Missing from the conversation -- the mostly plants part, the positive health and environmental impacts of lowering meat consumption. No one said a meatless diet is bad for you, because of course no one can. The nonprofit Wholesome Wave has even created a Fruit and Vegetable Prescription program. But the conference's headliners who could have raised the myriad benefits of a meatless diet never did (and you know who you are). I brought it up. It went nowhere. The only speaker to mention it is Dr. Derek Yach of the Vitality Institute, a global health and food policy pro who's learned some battles are easier to win than others.

The conference showed there's a greater interest and awareness in what we eat and how we eat. That's great. But it's not the same as change. Pollan's prescription's still sound. But now he admits, "It's hard to get people to change."

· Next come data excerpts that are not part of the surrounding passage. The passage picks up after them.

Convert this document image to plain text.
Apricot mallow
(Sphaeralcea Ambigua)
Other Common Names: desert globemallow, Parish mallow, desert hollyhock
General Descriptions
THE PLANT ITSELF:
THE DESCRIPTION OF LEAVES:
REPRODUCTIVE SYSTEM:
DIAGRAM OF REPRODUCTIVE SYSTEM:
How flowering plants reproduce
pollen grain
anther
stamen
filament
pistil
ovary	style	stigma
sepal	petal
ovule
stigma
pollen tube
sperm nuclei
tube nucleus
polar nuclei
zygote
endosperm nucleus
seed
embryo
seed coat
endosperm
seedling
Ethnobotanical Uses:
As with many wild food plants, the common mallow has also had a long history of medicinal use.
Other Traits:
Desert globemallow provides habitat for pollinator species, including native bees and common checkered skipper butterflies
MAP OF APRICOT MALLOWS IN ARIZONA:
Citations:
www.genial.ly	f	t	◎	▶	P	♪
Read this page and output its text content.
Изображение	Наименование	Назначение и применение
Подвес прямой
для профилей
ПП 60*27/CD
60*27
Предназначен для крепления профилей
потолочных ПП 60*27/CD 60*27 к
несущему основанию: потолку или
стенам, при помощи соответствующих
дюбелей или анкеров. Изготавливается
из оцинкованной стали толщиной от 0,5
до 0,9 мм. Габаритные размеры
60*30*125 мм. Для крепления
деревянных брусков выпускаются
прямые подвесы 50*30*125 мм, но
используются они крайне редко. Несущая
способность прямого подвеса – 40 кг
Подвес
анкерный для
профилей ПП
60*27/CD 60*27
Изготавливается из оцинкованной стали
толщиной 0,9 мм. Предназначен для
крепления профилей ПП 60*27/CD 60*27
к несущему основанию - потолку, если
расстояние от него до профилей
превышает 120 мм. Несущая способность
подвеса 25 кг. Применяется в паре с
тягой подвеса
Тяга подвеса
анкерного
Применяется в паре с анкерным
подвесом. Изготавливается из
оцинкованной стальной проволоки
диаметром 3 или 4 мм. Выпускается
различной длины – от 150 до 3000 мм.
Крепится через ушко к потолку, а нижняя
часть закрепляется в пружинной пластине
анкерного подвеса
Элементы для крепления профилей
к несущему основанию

If we agreed on one thing, it's this -- what needs to change is everything. "The world's a messy place," says Kass. "Do everything you can at every turn."

Start in the kitchen. Cooking, whether you learn it in school or at home empowers you. It means you aren't beholden to food companies and don't buy into their lies that cooking is drudgery, that it's a time suck and expensive and we're incapable. Cooking isn't any of those things. It's a basic life skill. So's eating. We could do better there, too. Each week, try eating one more meatless meal. Try making one more home-cooked meal. Small, but doable actions make Michael Pollan's prescription easy to fill.

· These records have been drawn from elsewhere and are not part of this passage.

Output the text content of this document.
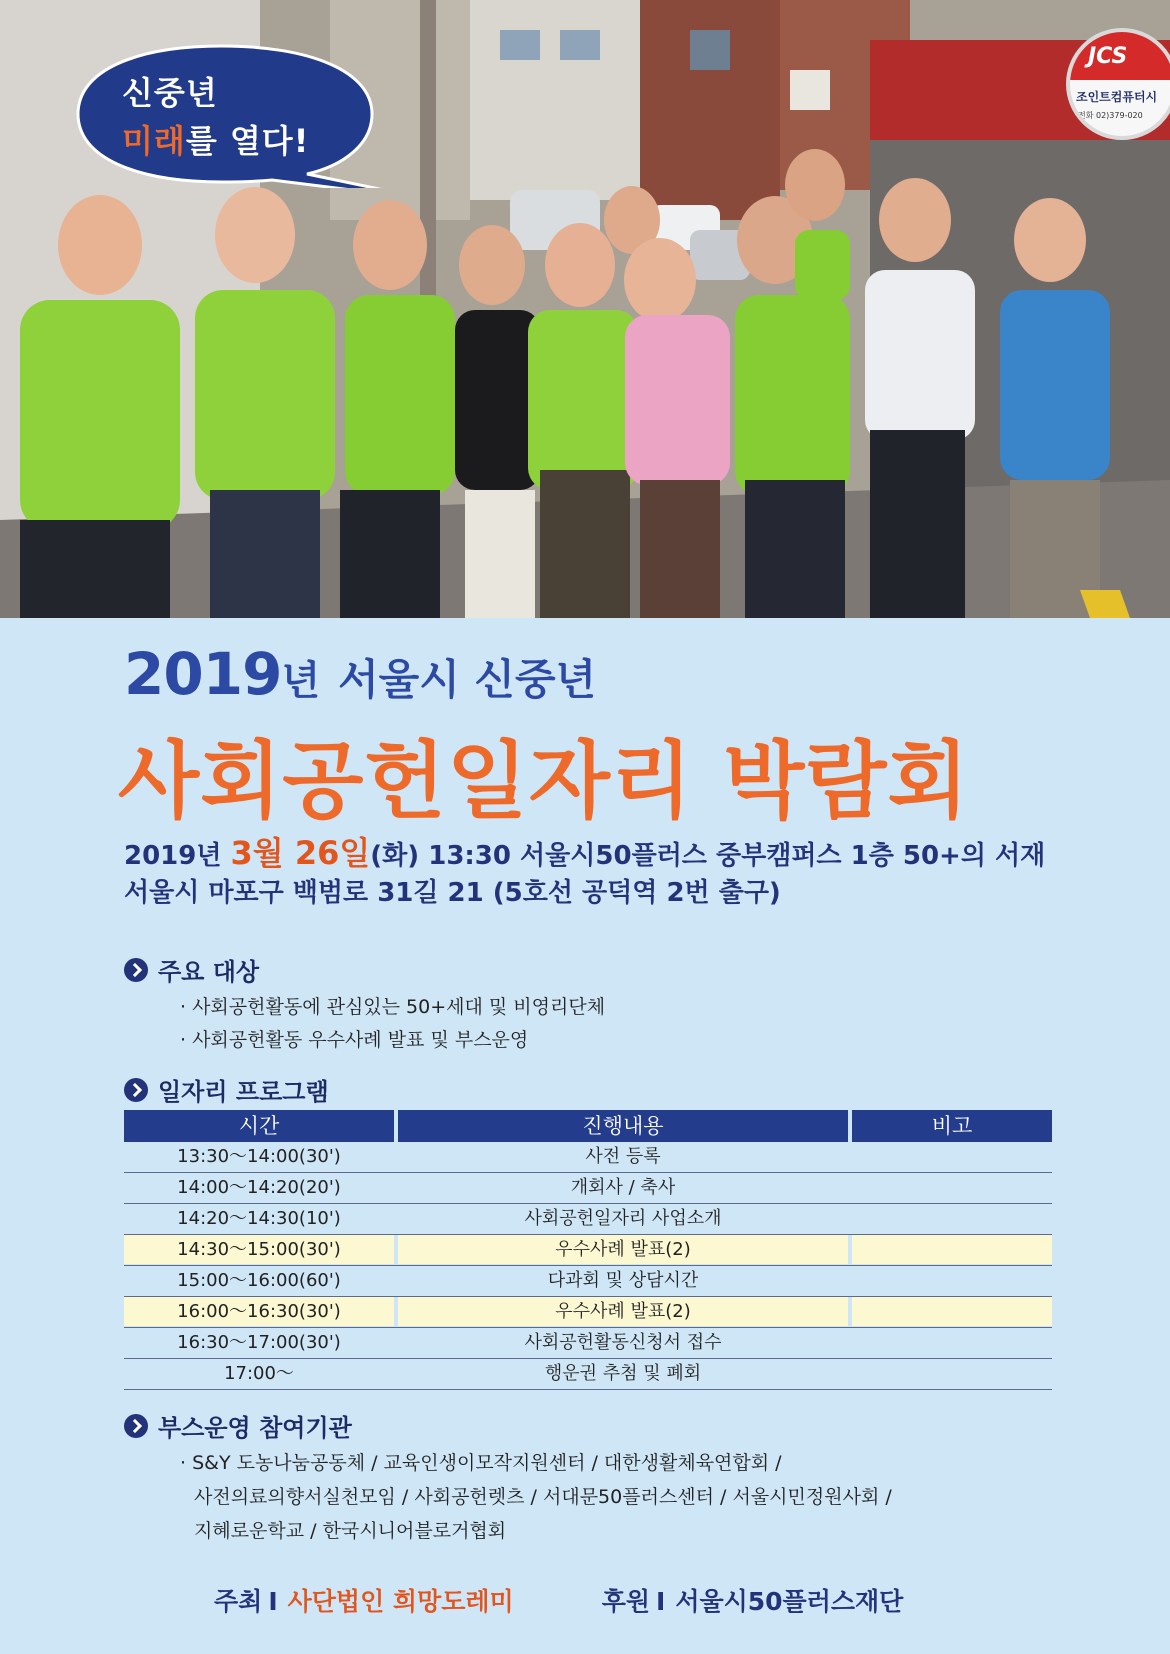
신중년
미래를 열다!
JCS
조인트컴퓨터시
전화 02)379-020
2019년 서울시 신중년
사회공헌일자리 박람회
2019년 3월 26일(화) 13:30 서울시50플러스 중부캠퍼스 1층 50+의 서재
서울시 마포구 백범로 31길 21 (5호선 공덕역 2번 출구)
주요 대상
· 사회공헌활동에 관심있는 50+세대 및 비영리단체
· 사회공헌활동 우수사례 발표 및 부스운영
일자리 프로그램
시간	진행내용	비고
13:30～14:00(30')	사전 등록
14:00～14:20(20')	개회사 / 축사
14:20～14:30(10')	사회공헌일자리 사업소개
14:30～15:00(30')	우수사례 발표(2)
15:00～16:00(60')	다과회 및 상담시간
16:00～16:30(30')	우수사례 발표(2)
16:30～17:00(30')	사회공헌활동신청서 접수
17:00～	행운권 추첨 및 폐회
부스운영 참여기관
· S&Y 도농나눔공동체 / 교육인생이모작지원센터 / 대한생활체육연합회 /
사전의료의향서실천모임 / 사회공헌렛츠 / 서대문50플러스센터 / 서울시민정원사회 /
지혜로운학교 / 한국시니어블로거협회
주최 I 사단법인 희망도레미	후원 I 서울시50플러스재단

Hero Food author and Tertula chef Seamus Mullen agrees."The first step is getting people around the table and actually cooking with real ingredients that you can pronounce and recognize." Mostly plants.


Plant Prescription Salad with Mustard and Dill

Here's an autumn salad with bright flavors and colors. It's pretty enough for your holiday table, easy enough not to freak you out in the kitchen.

Serves 4 to 6.

1/4 cup olive oil
2 teaspoons Dijon mustard
2 teaspoons sherry or cider vinegar
1 tablespoon agave or honey
2 tablespoons fresh dill, finely chopped, plus additional for garnish, if desired
1 zucchini, sliced into thin discs
1 medium onion, sliced into half moons
1 red pepper, sliced into slim strips
4 to 5 cups loosely packed tender greens -- arugula, lettuce, whatever's at your farmers market
1/2 bunch French breakfast radish, watermelon radish or other mild radish, sliced thin (about 1 cup)
1/4 cup toasted almonds, coarsely chopped

Preheat oven to 375 degrees.

Lightly oil a large rimmed baking sheet.

In a small bowl, whisk together olive oil, Dijon mustard, sherry or cider vinegar and agave or honey until ingredients emulsify, about a minute. Add chopped dill and give another quick whisk. Set aside.

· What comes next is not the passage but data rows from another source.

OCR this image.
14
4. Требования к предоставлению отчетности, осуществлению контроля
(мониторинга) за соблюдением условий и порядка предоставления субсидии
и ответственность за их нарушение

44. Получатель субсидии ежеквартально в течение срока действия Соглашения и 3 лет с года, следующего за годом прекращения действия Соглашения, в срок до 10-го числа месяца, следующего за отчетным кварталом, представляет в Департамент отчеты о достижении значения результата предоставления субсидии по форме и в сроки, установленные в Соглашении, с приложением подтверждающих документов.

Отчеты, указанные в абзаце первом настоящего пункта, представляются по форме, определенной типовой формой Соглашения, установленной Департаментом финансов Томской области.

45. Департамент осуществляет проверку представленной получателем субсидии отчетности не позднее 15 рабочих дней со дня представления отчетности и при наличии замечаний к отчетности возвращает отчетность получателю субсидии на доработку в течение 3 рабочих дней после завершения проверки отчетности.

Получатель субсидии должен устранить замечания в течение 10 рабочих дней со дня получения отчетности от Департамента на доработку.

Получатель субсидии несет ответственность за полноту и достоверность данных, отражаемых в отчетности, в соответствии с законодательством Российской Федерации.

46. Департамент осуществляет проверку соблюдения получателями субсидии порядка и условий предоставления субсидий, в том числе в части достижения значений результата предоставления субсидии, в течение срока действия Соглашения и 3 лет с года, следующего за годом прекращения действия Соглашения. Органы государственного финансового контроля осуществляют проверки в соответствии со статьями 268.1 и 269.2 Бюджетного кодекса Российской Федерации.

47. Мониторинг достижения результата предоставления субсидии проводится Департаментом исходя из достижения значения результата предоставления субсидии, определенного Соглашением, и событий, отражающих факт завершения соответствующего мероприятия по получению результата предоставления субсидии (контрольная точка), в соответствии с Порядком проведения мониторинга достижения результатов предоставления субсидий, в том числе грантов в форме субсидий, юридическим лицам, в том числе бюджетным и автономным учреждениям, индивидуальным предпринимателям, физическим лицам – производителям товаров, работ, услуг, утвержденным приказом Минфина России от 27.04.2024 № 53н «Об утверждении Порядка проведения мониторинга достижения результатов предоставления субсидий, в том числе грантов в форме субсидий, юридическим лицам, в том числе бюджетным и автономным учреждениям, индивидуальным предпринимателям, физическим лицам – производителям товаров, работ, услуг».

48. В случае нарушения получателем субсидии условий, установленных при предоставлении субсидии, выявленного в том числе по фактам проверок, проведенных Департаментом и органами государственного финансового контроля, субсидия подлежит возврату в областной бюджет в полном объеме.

Spread sliced zucchini, onion and pepper on the baking sheet, taking care not to crowd the vegetables. Brush generously with the dressing, using about half. Reserve the remainder for serving.

Roast vegetables for about 30 minutes. Give them a stir and a flip about halfway through. They should be slightly tender at this point. Give them another 10 to 15 minutes, then remove from the oven and set aside for a few minutes to cool.

Spread greens on a platter. Lay the roasted vegetables on top. Sprinkle sliced radishes and chopped almonds over all, plus the additional chopped dill for garnish, if you like, and drizzle the the remaining dressing on top.